2. Sketch the conceptual/ER model before the physical schema. Identify entities, attributes, and relationship cardinality (see the ER-diagram question) — this is where you decide whether something needs a junction table (many-to-many), a foreign key (one-to-many), or genuinely belongs embedded in another entity.
3. Choose keys deliberately. Surrogate vs. natural key per entity (see that question), and think about what other tables will need to reference.
4. Normalize to a sensible baseline (usually 3NF), and add constraints that encode real business rules — NOT NULL, CHECK, foreign keys with deliberate ON DELETE behavior (see that question) — rather than relying purely on application-layer validation, which every future code path would need to remember to replicate.
5. Validate against actual query patterns before calling it done. Write out (or at least sketch) the 3-5 most important queries this feature will need — the schema needs to support them reasonably efficiently, not just look structurally correct. This is the step most likely to reveal a needed index, or a case where a slight denormalization is actually justified for a genuinely hot read path.
6. Consider evolution, not just the current requirement. Is there an obvious, likely-near-term extension (e.g., "will a product need to belong to multiple categories eventually, even if not on day one?") that would be far more painful to retrofit than to accommodate now? This is a judgment call, not a mandate to over-engineer for hypothetical future needs — the goal is avoiding obviously short-sighted choices, not speculative generality.

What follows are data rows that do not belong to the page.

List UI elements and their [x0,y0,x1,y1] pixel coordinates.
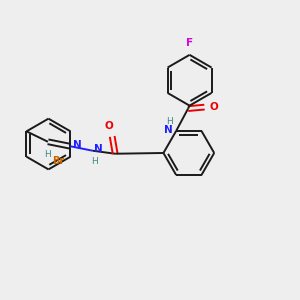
Text: O: O [105,121,114,131]
Text: O: O [210,102,219,112]
Text: N: N [164,124,173,134]
Text: N: N [73,140,82,150]
Text: F: F [186,38,193,48]
Text: Br: Br [52,156,64,166]
Text: N: N [94,144,103,154]
Text: H: H [167,117,173,126]
Text: H: H [91,157,98,166]
Text: H: H [44,150,51,159]
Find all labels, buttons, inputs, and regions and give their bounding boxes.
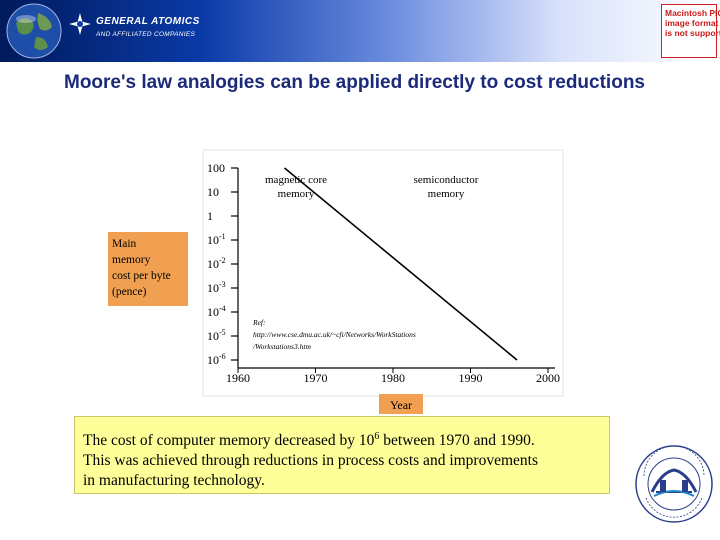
y-tick-exponent: -2 — [219, 256, 226, 265]
y-tick-label: 10 — [207, 185, 219, 199]
x-ticks: 1960 1970 1980 1990 2000 — [226, 368, 560, 385]
region-label-core: magnetic core memory — [265, 174, 327, 200]
x-tick-label: 1990 — [459, 371, 483, 385]
caption-text: This was achieved through reductions in … — [83, 452, 538, 470]
caption-text: between 1970 and 1990. — [379, 432, 535, 450]
unsupported-image-placeholder: Macintosh PICT image format is not suppo… — [661, 4, 720, 58]
series-group — [283, 167, 518, 361]
caption-line: This was achieved through reductions in … — [83, 451, 601, 471]
region-label-semiconductor-line2: memory — [428, 188, 465, 200]
reference-line: /Workstations3.htm — [252, 342, 311, 351]
caption-text: The cost of computer memory decreased by… — [83, 432, 375, 450]
y-axis-label-line: memory — [112, 254, 151, 266]
caption-text: in manufacturing technology. — [83, 472, 265, 490]
y-tick-label: 100 — [207, 161, 225, 175]
reference-line: Ref: — [252, 318, 266, 327]
cost-trend-line — [283, 167, 518, 361]
y-tick-exponent: -6 — [219, 352, 226, 361]
y-axis-label-line: Main — [112, 238, 137, 250]
reference-line: http://www.cse.dmu.ac.uk/~cfi/Networks/W… — [253, 330, 416, 339]
x-tick-label: 2000 — [536, 371, 560, 385]
y-axis-label-line: cost per byte — [112, 270, 171, 282]
caption-box: The cost of computer memory decreased by… — [74, 416, 610, 494]
y-tick-exponent: -3 — [219, 280, 226, 289]
reference-annotation: Ref: http://www.cse.dmu.ac.uk/~cfi/Netwo… — [252, 318, 416, 351]
x-tick-label: 1970 — [304, 371, 328, 385]
caption-superscript: 6 — [374, 431, 380, 442]
placeholder-line: Macintosh PICT — [665, 8, 720, 18]
y-tick-exponent: -4 — [219, 304, 226, 313]
y-axis-label-box — [108, 232, 188, 306]
general-atomics-logo-icon — [69, 13, 91, 35]
y-tick-label: 1 — [207, 209, 213, 223]
region-label-core-line2: memory — [278, 188, 315, 200]
x-axis-label-text: Year — [390, 398, 412, 412]
caption-line: in manufacturing technology. — [83, 471, 601, 491]
region-label-semiconductor: semiconductor memory — [414, 174, 479, 200]
slide-title: Moore's law analogies can be applied dir… — [64, 72, 645, 93]
y-axis-label: Main memory cost per byte (pence) — [108, 232, 188, 306]
y-tick-exponent: -5 — [219, 328, 226, 337]
header-banner: GENERAL ATOMICS AND AFFILIATED COMPANIES… — [0, 0, 720, 62]
x-tick-label: 1980 — [381, 371, 405, 385]
laboratory-seal-icon — [635, 445, 713, 523]
y-tick-exponent: -1 — [219, 232, 226, 241]
x-tick-label: 1960 — [226, 371, 250, 385]
x-axis-label-box — [379, 394, 423, 414]
placeholder-line: is not supported — [665, 28, 720, 38]
placeholder-line: image format — [665, 18, 719, 28]
y-axis-label-line: (pence) — [112, 286, 147, 298]
globe-icon — [6, 3, 62, 59]
caption-line: The cost of computer memory decreased by… — [83, 427, 601, 451]
region-label-core-line1: magnetic core — [265, 174, 327, 186]
x-axis-label: Year — [379, 394, 423, 414]
chart-background — [202, 149, 564, 397]
company-name: GENERAL ATOMICS — [96, 16, 200, 27]
company-tagline: AND AFFILIATED COMPANIES — [96, 31, 196, 38]
region-label-semiconductor-line1: semiconductor — [414, 174, 479, 186]
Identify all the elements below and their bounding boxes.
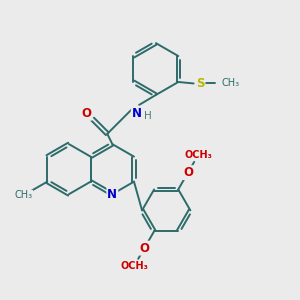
Text: S: S <box>196 77 204 90</box>
Text: OCH₃: OCH₃ <box>120 261 148 271</box>
Text: O: O <box>183 166 193 179</box>
Text: O: O <box>140 242 149 255</box>
Text: CH₃: CH₃ <box>14 190 33 200</box>
Text: CH₃: CH₃ <box>221 79 239 88</box>
Text: OCH₃: OCH₃ <box>184 150 212 160</box>
Text: N: N <box>107 188 117 201</box>
Text: O: O <box>82 107 92 120</box>
Text: H: H <box>144 111 152 121</box>
Text: N: N <box>132 107 142 120</box>
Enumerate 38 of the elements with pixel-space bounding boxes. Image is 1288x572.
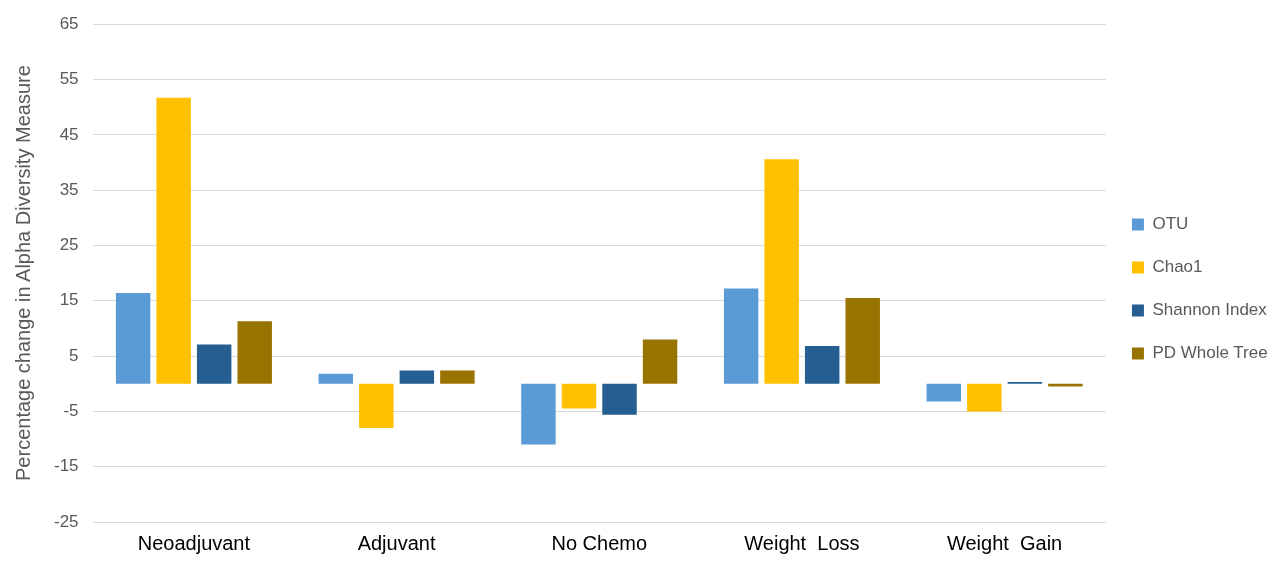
y-tick-label: 15 [59, 290, 79, 310]
x-tick-label: Adjuvant [357, 531, 436, 554]
bar [804, 346, 840, 384]
y-tick-label: 45 [59, 124, 79, 144]
bar [115, 293, 151, 384]
y-tick-label: 5 [69, 345, 79, 365]
x-tick-label: Weight Loss [744, 531, 860, 554]
y-tick-label: -25 [53, 511, 79, 531]
bar [926, 383, 962, 402]
legend-label: Shannon Index [1152, 300, 1268, 320]
x-tick-label: Neoadjuvant [137, 531, 251, 554]
legend-label: Chao1 [1152, 257, 1203, 277]
bar [237, 321, 272, 384]
legend-label: PD Whole Tree [1152, 343, 1268, 363]
y-axis-title: Percentage change in Alpha Diversity Measure [11, 65, 34, 481]
bar [196, 344, 232, 384]
bar [521, 383, 556, 445]
bar [602, 383, 637, 415]
y-tick-label: -5 [63, 401, 79, 421]
bar [561, 383, 597, 409]
bar [642, 339, 678, 384]
bar [967, 383, 1002, 412]
bar [440, 370, 475, 384]
x-tick-label: Weight Gain [946, 531, 1063, 554]
legend-label: OTU [1152, 214, 1189, 234]
bar [156, 97, 191, 384]
y-tick-label: 55 [59, 69, 79, 89]
bar [845, 297, 880, 384]
bar [399, 370, 435, 384]
bar [723, 288, 759, 384]
y-tick-label: 65 [59, 13, 79, 33]
y-tick-label: -15 [53, 456, 79, 476]
bar [318, 373, 353, 384]
y-tick-label: 35 [59, 179, 79, 199]
bar [764, 159, 799, 384]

7. Plan the migration path, even for a brand-new feature — how will this schema be deployed, and if requirements shift shortly after launch (which they often do), how painful would evolving it be?
What interviewers listen for
A methodical process that starts from the domain and validates against real queries — not a candidate who recites normal forms from memory without connecting them to an actual design decision, and not a candidate who jumps straight to schema syntax without first understanding what the data actually represents and how it'll really be used.